Marcelo é uma piada.
Deu apelido para todo mundo de lá (o meu eu não
revelo nem sob tortura), mexia com os clientes e quando alguém
pedia Belle & Sebastian, podia esperar uma gozação
com o coitado que estivesse adquirindo um cd “dessa banda
assexuada”.
Ele é assim mesmo,
sem papas na língua e de um humor corrosivo. Resolvi ligar
então para pedir uma entrevista. Marcamos o dia e liguei
pontualmente. Quase não o pego, estava de saída,
mas no seu melhor estilo disse: "fala aí meu velho,
vamos conversar um pouco, depois se precisar nos falamos mais
outro dia."
Esse um pouco foram 55
minutos. Entre perguntas e respostas, ficamos rindo dos casos
do passado e das besteiras - muita coisa não entrará
aqui, (in)felizmente. Antes que alguém se ofenda com o
que vai ler, já aviso: essa entrevista é um bate-papo
dos mais informais e não deve ser levado mais sério
do que isso. Quem quiser filosofar em cima, que dê um tiro
no dedão do pé.
Marcelo é daqueles
caras que sempre tem uma frase na ponta da língua quando
provocado. Quantas vezes não ouvi dizer “sou baiano,
mas não sou Caetano” quando perguntavam o motivo
de não tocar MPB como seus conterrâneos. Fora as
tiradas de sarro em alguns clientes e um monte de autógrafos
que dava para a molecada que entrava na loja e dava de cara com
ele. “Você é o cara do Camisa?” perguntavam,
incrédulos. Entre um sorriso e outro, Marcelo falava: “é,
sou, fui e hoje estou descamisado”.
Quase não ninguém
entendia a piada, só os mais próximos. Desde que
acabou com a banda e resolveu bater asas por conta própria,
fez de tudo um pouco, mas sem largar o rock and roll, paixão
desde garoto, quando descobriu Little Richard.
Para quem não sabe,
o homem está vindo de quatro meses de inatividade. O motivo
foi o mais trivial possível: pedra nos rins. “Já
arranquei três, faltam mais três.” Extraiu com
britadeira? “Quase isso meu rapaz, deixei os médicos
malucos”, conta sempre rindo. Apesar de necessitar de repouso
completo, fez dois shows nesse período. Só amarrando
o dito para ficar quieto.
Marcelo está há
muito tempo fora da “mass media”. Lançou um
ao vivo pela Baratos Afins, e seu último trabalho saiu
pela Indie Records. Ele também vende em seu site pessoal
e após as apresentações que faz pelo país
afora. O próximo será em Minas Gerais. Mas chega
de enrolação e vamos com os pensamentos deste que
se intitula o último de uma espécie.
Mofo: Você
está com uma coletânea nova. Fale um pouco dela,
por favor.
Marcelo Nova:
Ela se chama Em Ponto de Bala e saiu pela Indie
Records. Ela foi retirada do meu álbum anterior, que era
uma caixa chamada Tijolo na Vidraça, lançada
pela Som Livre. Separei canções que fiz com o Camisa,
com o Raul, solo. E como material inédito, as duas últimas
faixas do CD," Bomba-Relógio Ambulante" e a nova
versão de "Eu Não Matei Joana D'Arc",
ao vivo.
Mofo:
Como você a está comercializando?
Marcelo Nova:
Está disponível em qualquer loja e no meu site (www.uol.com.br/marcelonova).
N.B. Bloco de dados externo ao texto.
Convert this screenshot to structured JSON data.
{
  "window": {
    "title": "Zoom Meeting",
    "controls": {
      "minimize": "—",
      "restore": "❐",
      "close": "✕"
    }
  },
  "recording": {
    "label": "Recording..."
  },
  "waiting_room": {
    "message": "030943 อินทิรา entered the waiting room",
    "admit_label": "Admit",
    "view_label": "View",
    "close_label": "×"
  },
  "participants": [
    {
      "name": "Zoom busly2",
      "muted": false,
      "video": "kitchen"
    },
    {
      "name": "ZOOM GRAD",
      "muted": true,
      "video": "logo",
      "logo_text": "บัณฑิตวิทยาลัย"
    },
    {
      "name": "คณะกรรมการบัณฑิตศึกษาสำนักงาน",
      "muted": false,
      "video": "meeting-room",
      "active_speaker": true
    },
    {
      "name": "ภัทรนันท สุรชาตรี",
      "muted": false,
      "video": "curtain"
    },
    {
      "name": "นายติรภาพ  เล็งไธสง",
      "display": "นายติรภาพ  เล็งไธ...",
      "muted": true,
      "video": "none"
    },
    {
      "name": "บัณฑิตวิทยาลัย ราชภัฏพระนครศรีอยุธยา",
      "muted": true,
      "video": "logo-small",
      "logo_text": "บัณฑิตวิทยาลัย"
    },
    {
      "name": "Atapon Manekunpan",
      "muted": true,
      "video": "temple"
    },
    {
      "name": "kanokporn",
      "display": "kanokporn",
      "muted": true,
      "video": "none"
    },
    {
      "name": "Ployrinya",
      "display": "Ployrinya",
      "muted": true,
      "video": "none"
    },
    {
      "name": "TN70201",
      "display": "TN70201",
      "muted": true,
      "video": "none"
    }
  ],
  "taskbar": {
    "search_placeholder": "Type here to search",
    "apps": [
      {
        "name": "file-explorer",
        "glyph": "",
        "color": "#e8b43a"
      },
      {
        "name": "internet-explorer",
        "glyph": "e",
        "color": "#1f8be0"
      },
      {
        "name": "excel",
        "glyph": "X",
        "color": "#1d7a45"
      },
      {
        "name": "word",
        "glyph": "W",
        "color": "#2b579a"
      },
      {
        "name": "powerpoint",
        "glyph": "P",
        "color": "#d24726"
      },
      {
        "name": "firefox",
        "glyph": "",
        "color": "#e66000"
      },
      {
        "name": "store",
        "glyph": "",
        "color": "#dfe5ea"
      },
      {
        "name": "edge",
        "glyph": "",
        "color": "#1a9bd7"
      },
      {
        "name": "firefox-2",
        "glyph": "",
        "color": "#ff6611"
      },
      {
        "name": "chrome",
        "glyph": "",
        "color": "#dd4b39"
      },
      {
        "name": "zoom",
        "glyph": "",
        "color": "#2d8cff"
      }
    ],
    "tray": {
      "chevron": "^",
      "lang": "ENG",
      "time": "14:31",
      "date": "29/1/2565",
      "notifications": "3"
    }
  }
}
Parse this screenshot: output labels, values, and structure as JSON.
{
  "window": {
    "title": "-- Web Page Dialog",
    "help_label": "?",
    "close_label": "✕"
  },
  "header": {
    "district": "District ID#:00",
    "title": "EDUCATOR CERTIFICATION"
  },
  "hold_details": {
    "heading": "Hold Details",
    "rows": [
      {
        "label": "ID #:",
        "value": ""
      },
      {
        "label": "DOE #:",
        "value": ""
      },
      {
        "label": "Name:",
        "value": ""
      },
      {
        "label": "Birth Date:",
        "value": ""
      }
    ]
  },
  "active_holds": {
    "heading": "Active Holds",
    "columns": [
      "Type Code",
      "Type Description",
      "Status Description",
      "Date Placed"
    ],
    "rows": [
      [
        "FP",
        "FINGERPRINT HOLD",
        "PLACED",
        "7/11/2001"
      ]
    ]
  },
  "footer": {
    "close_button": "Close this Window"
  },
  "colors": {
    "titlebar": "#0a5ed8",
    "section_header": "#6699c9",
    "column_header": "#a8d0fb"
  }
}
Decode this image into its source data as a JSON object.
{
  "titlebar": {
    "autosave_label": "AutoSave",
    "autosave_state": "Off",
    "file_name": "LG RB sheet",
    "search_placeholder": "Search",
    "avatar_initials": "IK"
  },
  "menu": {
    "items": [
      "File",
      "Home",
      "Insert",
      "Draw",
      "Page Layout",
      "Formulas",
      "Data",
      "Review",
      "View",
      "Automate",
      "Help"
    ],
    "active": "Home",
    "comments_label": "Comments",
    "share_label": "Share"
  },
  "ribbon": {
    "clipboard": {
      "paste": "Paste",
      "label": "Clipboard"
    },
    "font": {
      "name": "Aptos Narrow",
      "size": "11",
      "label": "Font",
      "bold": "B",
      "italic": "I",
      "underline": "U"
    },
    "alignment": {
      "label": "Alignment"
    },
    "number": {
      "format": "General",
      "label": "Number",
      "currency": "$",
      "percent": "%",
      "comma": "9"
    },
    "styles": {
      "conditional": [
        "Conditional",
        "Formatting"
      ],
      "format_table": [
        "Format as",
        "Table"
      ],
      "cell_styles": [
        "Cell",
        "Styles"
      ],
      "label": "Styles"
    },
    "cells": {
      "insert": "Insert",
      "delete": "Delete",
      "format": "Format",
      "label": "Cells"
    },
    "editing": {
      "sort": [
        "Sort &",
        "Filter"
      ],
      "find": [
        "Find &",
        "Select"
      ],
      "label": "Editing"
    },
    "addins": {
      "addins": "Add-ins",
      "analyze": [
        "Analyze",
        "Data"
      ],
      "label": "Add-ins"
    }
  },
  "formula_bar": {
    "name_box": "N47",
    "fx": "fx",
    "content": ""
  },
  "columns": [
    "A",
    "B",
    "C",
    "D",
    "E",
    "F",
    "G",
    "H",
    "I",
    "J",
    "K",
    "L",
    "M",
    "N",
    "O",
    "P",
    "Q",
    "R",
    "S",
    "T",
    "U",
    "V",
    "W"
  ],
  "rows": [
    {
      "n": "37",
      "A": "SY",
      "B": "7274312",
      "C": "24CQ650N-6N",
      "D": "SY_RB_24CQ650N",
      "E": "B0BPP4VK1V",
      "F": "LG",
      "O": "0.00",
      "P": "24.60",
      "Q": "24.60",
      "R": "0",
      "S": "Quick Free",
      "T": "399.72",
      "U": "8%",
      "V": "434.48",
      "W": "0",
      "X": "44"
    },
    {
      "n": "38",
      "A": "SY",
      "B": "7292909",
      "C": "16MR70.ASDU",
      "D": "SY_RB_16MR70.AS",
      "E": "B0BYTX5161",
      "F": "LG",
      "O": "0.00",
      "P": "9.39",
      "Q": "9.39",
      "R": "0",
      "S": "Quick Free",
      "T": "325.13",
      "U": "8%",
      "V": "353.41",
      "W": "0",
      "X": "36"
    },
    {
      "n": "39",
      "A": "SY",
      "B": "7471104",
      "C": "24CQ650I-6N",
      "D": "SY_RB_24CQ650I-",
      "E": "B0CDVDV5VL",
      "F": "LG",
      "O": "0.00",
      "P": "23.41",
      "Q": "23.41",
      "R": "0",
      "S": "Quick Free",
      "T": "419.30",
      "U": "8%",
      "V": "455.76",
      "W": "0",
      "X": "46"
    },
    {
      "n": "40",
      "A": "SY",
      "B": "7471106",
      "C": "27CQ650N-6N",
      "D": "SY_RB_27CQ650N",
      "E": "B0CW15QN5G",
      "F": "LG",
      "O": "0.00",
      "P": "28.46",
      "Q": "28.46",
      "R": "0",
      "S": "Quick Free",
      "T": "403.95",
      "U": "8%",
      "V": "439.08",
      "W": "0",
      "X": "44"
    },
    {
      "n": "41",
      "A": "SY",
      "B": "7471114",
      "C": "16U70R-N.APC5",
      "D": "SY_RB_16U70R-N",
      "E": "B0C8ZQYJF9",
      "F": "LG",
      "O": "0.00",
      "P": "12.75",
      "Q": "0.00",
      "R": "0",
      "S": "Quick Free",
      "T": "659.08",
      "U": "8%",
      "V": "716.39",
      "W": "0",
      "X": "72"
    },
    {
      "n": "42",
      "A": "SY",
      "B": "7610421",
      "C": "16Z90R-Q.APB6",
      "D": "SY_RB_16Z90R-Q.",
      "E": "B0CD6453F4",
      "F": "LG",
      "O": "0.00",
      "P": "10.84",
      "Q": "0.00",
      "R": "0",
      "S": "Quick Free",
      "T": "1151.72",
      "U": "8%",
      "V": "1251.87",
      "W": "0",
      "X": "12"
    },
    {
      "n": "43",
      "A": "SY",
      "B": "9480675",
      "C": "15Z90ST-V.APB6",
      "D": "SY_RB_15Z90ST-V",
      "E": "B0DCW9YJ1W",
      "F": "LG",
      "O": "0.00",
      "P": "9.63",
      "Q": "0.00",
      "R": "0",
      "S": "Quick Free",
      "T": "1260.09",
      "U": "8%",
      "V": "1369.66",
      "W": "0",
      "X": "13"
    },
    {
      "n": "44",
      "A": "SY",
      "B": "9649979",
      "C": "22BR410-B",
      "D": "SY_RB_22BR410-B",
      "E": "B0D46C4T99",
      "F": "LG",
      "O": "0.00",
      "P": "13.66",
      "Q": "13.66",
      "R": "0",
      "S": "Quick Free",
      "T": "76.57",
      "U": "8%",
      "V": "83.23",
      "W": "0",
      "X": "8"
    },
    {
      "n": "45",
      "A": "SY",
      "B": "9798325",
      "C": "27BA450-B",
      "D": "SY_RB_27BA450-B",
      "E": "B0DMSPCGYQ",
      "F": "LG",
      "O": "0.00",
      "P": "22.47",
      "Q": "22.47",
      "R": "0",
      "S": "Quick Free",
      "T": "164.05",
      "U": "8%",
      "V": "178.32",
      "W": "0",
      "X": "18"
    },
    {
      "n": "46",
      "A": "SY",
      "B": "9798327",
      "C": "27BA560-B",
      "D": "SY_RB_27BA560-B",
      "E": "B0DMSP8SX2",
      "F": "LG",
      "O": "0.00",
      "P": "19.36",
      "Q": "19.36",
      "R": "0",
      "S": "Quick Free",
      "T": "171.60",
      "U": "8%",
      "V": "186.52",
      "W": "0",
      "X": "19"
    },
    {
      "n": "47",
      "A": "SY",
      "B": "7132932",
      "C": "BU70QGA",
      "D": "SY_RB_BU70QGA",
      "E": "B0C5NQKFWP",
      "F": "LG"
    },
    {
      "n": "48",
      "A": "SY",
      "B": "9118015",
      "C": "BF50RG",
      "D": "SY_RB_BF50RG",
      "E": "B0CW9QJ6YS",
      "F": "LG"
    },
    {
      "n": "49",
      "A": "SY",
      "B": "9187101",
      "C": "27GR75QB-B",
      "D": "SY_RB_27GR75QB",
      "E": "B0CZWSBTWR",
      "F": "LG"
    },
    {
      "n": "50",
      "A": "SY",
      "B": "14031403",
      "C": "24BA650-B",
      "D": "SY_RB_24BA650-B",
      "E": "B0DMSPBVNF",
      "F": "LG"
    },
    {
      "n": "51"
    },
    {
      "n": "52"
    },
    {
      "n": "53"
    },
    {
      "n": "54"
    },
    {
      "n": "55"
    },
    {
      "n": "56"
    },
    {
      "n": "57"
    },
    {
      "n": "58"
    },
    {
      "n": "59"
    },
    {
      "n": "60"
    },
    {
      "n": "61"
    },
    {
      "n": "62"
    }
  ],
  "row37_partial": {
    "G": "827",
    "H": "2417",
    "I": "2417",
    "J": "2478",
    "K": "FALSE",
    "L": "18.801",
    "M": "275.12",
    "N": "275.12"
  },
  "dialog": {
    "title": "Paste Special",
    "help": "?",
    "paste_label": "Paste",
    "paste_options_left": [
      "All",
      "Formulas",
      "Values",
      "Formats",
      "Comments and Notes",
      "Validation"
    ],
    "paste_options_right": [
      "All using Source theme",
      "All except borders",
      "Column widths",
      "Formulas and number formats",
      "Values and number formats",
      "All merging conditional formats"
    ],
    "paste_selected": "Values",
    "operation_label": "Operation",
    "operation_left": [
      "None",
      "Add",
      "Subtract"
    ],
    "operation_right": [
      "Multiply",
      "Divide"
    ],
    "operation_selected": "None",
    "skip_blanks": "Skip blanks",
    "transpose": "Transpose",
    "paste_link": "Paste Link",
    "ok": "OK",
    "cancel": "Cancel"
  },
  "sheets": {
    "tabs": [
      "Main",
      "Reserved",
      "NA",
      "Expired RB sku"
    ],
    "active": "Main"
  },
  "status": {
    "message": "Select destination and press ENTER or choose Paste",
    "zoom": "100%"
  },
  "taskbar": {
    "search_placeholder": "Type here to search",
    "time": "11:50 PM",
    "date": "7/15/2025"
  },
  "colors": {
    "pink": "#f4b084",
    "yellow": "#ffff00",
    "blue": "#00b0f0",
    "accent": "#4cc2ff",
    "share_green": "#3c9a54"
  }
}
E quem preferir, ligue para o telefone (11) 5541-0301.
Mofo: Eu sempre
lembro de você brincando quando alguém te comparava
com o Caetano Veloso. O que você achou do homem quando ele
tremeu todo no Oscar?
Marcelo Nova:
Sei lá, eu não vejo essas coisas. Ele tremeu? Problema
dele...
Mofo: Eu pergunto
isso porque tanto ele como o Gilberto Gil estão em evidência.
Aliás, o que espera do Gil como ministro?
Marcelo Nova:
Nada. Eu odeio política, não tenho nada a declarar.
Aliás, tenho sim: espero como qualquer brasileiro que o
Brasil caminhe em frente. Eu penso o seguinte: eu vou ser enterrado
aqui, não em Paris, ao lado de Jim Morrison, Baudelaire.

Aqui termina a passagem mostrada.